British American Tobacco (BAT) has taken a £436m charge related to Canadian court cases, it said today.
Read more: No smoke without fire in BAT boardroom
The tobacco giant must pay the money to smokers from Quebec who said cigarette firms did not warn them of the risks associated with smoking.
The companies at fault included BAT subsidiary Imperial Tobacco Canada (Itcan), Rothmans Benson & Hedges and JTI-MacDonald.
The ruling against Itcan means the fine will hit BAT’s consolidated income statement in 2019, listed as an adjusting expense.

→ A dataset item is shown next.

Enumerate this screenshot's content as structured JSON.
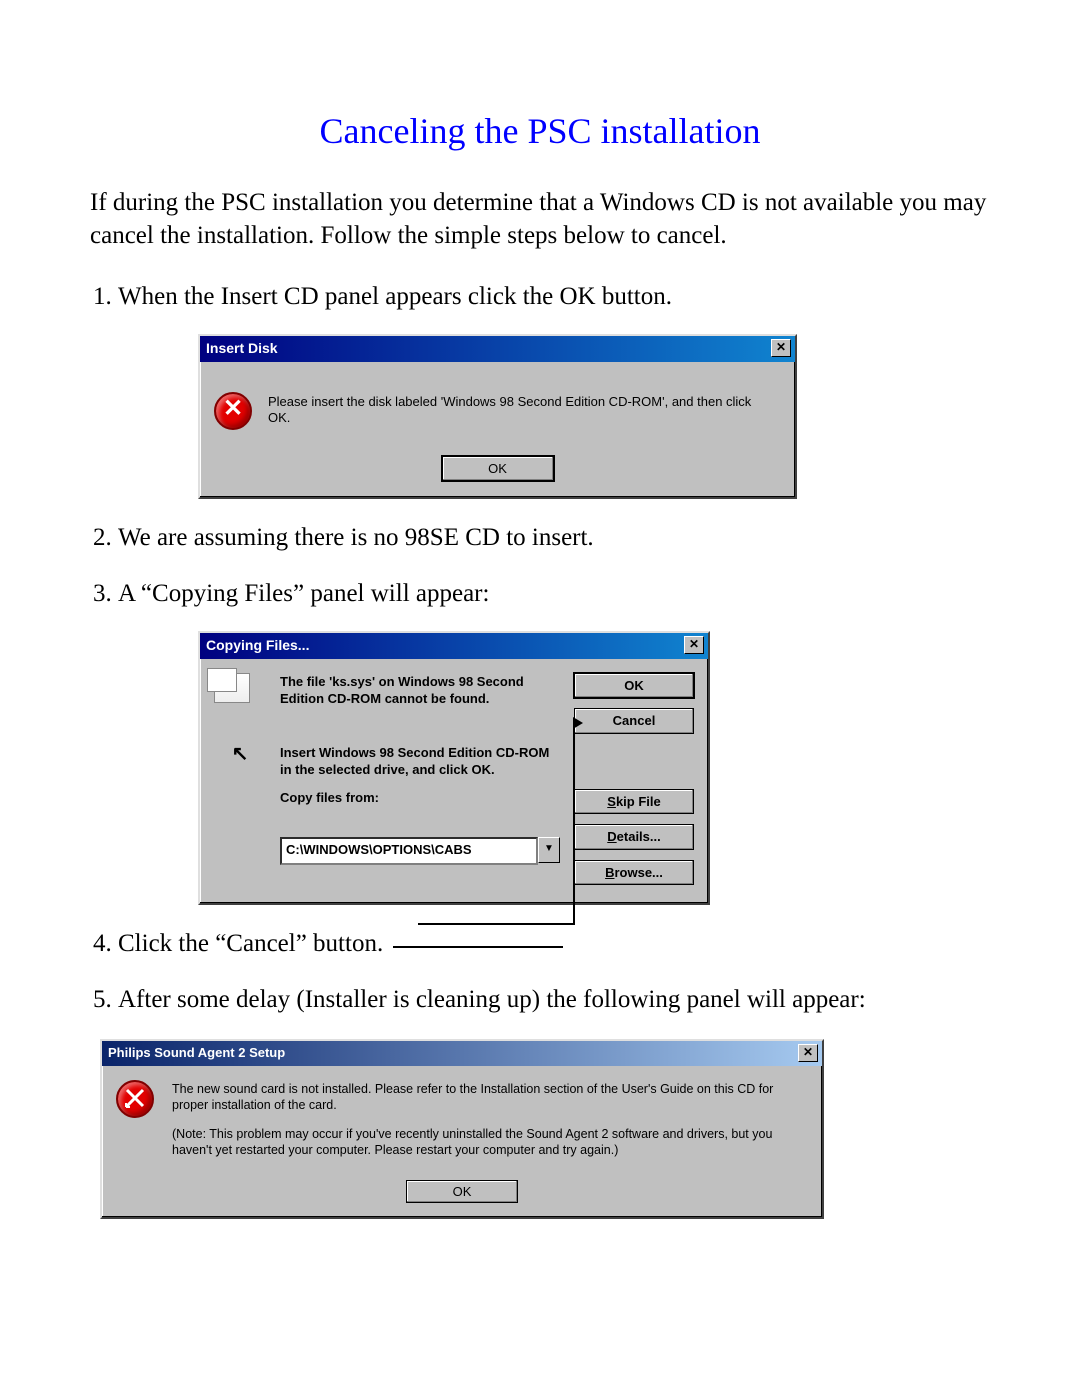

However, it will not affect net debt or cashflow.
Itcan said it intends to file for an appeal of the judgement to the Supreme Court of Canada.
Plaintiffs in the class action lawsuit claimed the companies had known since the 1950s that smoking had damaging health consequences and did not tell smokers.
But the companies had argued that Canadians had a high level of awareness of the risks of smoking.
Last Friday the Quebec Court of Appeal opted to uphold a 2015 lower court decision that companies had not given adequate warnings about the “safety defect” in their products.
Rothman parent company Philip Morris cut full-year guidance last week as it prepared to pay out CA$257m (£157m) over the case.
The class action lawsuits originally date back to 1998.